United could yet look to acquire a replacement, although there are few stoppers available to match De Gea’s quality. Tottenham Hotspur’s Hugo Lloris has enjoyed another fine season in north London, with a consistency of performance and the protection of a lengthy contract that will enable Spurs to demand a fee in excess of £20 million. However, the 28-year-old is reportedly desperate to secure Champions League football three years after he joined the Londoners from Olympique Lyonnais.
Lloris is unlikely to achieve that goal with Spurs next season. Little wonder manager Mauricio Pochettino recently moved to deny that his player is unhappy. Yet, for all Lloris’ experience and quality, the Frenchman’s distribution with his feet is concerning – an area where Van Gaal’s possession-based game demands much from a ‘keeper. It is a fault on which to ponder.
Also in London the aforementioned Čech is available after falling behind Thibaut Courtois in the Blues’ pecking order. While manager José Mourninho has promised Cech his choice of destination it is a theory yet to be tested with a bid from a key rival for next season’s Premier League title. There is certain to be interest from other domestic clubs, including Liverpool and Arsenal, with Čech’s fee likely to be in the £10 million range for a player who is still only 33. Čech’s performances became more erratic after he suffering a fractured skill against Reading in 2006, although the Czech Republic international secured a dubious nomination for the PFA Team of the Year last season.
In Spain Real Madrid’s Keylor Navas could be available, with the Costa Rican international appearing on just 10 occasions for Los Merengues this season. Even if Iker Casillas is finally, mercifully, released after a long walk into mediocrity, Navas is likely to face the prospect of keeping De Gea’s bench warm next season. Or Čech’s. Either way, it has been a tough campaign for the 28-year-old former Levante player who was outstanding at last summer’s World Cup. Navas was voted La Liga’s Best Goalkeeper in 14 prompting a €10 million move to Madrid. After 12 long months it may be time to move on once more.
Barcelona’s young reserve Marc-André ter Stegen might also be available. Despite promising much, after a summer 2014 move to the Catalan giants, ter Stegen is yet to break into the team ahead of Claudio Bravo. Meanwhile, 23-year-old Bernd Leno has enjoyed a fine season in Bundesliga with Bayer Leverkusen.

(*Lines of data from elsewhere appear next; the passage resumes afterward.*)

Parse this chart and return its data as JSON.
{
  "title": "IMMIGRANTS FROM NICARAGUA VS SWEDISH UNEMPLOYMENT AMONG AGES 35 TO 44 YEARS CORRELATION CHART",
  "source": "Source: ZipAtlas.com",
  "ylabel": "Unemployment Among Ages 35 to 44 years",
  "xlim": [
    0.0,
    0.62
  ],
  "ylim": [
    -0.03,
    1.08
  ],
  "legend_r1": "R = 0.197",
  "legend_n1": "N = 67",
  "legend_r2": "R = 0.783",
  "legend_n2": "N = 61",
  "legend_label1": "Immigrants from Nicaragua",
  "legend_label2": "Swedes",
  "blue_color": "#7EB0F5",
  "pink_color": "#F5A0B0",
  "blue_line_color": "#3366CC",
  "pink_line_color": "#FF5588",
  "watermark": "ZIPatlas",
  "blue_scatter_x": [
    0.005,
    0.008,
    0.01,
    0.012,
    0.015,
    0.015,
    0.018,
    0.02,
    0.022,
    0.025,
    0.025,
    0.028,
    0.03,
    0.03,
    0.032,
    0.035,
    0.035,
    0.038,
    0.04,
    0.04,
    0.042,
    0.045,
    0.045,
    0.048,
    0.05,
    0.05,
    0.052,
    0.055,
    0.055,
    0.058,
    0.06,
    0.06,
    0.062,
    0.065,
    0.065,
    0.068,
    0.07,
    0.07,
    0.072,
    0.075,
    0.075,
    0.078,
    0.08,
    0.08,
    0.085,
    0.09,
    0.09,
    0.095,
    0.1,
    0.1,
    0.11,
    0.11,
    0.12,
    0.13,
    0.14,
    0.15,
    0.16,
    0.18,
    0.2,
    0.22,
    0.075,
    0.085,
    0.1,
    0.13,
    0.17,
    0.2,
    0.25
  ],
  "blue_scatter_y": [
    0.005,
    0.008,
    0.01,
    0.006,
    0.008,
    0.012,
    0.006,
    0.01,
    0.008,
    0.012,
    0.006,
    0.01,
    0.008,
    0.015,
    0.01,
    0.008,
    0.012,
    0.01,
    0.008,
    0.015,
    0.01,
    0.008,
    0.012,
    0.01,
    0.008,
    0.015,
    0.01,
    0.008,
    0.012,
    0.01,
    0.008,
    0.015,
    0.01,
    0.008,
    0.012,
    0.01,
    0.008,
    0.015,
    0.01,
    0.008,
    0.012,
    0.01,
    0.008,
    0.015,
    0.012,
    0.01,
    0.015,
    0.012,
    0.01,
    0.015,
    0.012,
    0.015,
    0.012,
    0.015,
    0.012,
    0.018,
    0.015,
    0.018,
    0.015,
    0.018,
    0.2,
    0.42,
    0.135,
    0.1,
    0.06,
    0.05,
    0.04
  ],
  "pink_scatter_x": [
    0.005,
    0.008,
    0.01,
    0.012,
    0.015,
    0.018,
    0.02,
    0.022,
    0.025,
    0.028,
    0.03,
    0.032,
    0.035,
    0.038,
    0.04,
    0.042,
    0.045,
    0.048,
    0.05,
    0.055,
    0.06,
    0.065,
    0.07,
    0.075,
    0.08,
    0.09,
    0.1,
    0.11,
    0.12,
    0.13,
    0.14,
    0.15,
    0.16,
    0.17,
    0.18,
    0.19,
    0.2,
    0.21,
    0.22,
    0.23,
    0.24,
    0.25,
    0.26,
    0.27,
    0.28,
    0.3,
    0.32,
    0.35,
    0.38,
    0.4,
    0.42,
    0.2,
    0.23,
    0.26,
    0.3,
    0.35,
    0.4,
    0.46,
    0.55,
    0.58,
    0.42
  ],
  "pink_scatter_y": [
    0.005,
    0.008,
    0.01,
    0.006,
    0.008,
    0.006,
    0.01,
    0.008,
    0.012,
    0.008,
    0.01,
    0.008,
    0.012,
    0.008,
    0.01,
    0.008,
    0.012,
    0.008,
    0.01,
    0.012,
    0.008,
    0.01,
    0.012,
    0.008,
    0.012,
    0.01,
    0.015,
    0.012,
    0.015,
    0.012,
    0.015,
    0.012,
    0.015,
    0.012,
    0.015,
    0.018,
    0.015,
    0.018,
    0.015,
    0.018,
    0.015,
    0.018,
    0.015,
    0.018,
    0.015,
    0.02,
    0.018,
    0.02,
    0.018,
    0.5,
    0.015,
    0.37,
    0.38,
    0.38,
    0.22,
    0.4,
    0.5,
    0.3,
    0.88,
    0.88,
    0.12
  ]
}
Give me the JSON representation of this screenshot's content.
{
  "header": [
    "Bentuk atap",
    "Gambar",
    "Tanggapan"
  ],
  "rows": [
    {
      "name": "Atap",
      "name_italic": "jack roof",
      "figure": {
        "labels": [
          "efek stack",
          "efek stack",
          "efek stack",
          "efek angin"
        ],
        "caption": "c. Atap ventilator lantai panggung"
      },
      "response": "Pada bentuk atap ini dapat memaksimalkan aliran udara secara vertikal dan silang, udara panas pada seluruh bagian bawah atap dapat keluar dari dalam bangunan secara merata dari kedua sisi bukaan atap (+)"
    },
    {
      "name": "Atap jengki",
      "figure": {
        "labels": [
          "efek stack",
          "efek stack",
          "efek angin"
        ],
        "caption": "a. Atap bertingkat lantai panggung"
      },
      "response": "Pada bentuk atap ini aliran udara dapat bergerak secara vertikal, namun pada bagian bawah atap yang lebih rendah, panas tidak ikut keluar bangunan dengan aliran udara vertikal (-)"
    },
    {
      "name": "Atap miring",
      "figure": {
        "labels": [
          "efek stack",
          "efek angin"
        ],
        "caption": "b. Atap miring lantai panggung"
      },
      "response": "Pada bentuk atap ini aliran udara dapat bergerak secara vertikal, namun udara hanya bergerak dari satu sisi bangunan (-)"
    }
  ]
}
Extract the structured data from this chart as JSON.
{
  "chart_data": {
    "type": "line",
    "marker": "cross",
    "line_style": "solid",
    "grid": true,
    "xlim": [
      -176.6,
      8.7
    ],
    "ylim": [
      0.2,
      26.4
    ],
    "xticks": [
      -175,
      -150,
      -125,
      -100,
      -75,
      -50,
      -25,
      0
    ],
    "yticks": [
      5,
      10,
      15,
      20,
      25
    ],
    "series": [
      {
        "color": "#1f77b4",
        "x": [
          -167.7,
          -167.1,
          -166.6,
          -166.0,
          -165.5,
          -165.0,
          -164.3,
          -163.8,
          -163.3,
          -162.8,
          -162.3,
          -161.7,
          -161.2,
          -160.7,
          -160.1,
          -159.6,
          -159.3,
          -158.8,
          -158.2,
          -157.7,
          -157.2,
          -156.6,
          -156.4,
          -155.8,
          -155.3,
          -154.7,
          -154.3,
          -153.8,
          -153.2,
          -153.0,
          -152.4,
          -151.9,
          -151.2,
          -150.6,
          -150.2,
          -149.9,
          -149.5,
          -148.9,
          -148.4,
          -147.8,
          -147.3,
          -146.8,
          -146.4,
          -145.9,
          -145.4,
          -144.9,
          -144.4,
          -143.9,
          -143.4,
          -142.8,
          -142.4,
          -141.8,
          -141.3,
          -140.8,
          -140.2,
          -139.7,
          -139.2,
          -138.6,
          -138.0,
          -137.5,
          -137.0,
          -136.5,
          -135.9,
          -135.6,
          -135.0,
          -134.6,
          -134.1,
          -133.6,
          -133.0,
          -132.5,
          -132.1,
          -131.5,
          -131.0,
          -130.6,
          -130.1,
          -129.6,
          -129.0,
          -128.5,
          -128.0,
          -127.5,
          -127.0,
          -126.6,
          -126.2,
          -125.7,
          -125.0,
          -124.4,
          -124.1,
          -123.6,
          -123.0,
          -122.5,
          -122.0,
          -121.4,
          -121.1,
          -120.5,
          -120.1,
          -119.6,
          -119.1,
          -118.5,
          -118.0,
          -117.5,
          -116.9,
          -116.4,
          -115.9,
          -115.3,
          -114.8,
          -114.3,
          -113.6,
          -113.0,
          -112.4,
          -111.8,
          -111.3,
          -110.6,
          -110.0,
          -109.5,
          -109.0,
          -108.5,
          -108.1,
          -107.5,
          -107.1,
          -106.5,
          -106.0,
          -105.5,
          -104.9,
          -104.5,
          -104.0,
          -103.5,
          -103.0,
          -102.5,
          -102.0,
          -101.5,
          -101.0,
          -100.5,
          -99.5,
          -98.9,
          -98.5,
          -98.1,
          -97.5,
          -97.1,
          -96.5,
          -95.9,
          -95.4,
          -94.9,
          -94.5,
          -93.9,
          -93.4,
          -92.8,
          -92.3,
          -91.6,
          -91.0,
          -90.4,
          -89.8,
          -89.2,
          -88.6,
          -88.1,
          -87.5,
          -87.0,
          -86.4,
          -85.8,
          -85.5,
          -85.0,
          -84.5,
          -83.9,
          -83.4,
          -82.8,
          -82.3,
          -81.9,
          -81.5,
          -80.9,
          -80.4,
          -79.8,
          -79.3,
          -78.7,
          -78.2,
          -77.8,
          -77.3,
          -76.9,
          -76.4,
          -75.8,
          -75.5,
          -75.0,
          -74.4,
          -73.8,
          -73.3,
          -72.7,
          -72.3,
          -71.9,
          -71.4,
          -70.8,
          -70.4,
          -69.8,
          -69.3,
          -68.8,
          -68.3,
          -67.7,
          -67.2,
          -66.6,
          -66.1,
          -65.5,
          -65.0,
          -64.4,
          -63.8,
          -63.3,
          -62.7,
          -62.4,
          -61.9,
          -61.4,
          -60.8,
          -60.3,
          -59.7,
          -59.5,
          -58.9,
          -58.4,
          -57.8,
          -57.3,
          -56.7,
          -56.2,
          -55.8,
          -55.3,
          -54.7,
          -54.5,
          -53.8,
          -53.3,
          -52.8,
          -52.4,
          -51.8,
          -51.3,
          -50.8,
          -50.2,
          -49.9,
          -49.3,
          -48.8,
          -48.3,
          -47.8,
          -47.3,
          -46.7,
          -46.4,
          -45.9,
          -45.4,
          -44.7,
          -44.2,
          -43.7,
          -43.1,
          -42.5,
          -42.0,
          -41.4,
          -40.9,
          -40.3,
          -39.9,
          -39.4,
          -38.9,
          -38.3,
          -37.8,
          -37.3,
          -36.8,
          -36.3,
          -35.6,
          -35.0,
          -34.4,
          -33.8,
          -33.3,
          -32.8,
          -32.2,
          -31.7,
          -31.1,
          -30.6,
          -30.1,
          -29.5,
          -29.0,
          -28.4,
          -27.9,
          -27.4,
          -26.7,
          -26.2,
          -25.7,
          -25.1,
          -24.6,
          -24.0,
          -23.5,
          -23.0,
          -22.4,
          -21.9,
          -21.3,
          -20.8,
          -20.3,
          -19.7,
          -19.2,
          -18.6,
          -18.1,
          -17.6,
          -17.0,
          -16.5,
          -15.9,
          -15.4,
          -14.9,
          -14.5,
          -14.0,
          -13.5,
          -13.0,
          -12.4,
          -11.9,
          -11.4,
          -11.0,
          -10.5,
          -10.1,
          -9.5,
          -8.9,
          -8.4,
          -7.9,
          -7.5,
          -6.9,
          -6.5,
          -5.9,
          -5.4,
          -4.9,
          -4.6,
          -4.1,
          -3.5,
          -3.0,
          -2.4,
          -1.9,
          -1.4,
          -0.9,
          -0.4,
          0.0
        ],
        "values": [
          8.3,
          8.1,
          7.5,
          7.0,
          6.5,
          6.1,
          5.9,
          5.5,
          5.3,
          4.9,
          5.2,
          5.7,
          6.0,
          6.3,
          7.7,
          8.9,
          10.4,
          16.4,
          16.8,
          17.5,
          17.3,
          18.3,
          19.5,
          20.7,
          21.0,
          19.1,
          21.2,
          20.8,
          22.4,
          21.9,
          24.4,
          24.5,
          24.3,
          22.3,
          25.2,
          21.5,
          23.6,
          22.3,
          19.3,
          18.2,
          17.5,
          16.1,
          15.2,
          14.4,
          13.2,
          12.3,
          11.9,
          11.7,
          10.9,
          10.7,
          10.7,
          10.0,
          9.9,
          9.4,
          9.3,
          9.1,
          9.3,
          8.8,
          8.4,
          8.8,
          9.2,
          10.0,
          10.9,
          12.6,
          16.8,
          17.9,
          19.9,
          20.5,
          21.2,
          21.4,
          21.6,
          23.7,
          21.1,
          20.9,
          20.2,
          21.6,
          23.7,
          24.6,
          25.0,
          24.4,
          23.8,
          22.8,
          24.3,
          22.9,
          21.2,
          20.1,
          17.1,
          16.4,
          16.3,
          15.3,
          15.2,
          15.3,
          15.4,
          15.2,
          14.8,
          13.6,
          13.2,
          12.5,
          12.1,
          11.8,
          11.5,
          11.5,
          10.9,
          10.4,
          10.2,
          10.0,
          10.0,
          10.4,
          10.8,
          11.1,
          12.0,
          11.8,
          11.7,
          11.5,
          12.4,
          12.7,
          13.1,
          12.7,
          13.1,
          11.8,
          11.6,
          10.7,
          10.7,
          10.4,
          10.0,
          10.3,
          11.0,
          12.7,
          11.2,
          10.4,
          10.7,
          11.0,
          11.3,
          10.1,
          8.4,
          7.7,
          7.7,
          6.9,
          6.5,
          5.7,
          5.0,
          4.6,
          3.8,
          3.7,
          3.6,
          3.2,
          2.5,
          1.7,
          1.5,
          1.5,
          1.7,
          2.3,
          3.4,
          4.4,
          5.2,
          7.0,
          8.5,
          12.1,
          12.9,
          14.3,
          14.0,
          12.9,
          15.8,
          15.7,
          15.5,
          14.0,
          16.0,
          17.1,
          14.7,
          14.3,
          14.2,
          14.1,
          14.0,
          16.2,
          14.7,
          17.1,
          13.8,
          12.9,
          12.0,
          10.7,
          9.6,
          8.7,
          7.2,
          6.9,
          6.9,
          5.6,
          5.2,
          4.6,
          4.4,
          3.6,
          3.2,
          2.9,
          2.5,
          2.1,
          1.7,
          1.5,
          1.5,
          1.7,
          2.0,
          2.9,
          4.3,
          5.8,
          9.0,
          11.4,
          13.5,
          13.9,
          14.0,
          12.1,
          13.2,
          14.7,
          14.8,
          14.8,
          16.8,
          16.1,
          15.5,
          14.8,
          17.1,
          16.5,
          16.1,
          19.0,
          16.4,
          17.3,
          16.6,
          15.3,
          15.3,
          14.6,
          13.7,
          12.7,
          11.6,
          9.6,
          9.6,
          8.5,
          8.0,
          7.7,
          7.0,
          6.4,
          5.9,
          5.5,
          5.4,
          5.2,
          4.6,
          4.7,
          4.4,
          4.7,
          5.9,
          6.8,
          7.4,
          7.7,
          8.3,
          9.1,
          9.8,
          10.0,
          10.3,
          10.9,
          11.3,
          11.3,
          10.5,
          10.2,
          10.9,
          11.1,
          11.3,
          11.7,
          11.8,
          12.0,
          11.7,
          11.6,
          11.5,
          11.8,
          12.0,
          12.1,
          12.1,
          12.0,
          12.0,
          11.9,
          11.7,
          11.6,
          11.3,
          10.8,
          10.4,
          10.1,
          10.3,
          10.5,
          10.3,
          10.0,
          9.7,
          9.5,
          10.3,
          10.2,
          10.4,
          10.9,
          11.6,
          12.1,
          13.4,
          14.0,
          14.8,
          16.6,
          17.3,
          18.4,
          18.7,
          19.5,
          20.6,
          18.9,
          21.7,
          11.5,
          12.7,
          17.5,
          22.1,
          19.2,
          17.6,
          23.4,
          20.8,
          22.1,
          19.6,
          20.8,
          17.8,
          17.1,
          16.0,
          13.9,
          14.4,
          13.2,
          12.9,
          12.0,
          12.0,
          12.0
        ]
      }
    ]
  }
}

Not that United would gamble on a young ‘keeper!
Elsewhere, and probably only in a fit of desperation, United could look to a clutch of experienced stoppers around Europe, including Internazionale’s Samir Handanovic, Bayern Munich’s bench-warming Pepe Reina, AC Milan’s Diego López, and Hamburg’s René Adler.
Yet, in compiling any list, it is clear that there are few options for United to retain parity in the goalkeeping department. Not unless the unequivocally unavailability of Courtois and Bayern Munich’s outstanding Manuel Neuer changes this summer.
It is a somber thought as De Gea plays out the end game in a long-running strategy to join Madrid; one that United can only block by forcing the player to remain for a further season. In that scenario a new contract may yet be signed, if only to offer De Gea a handsome final pay-off, and the Reds some leverage next summer. Few doubt the player’s destination of choice though.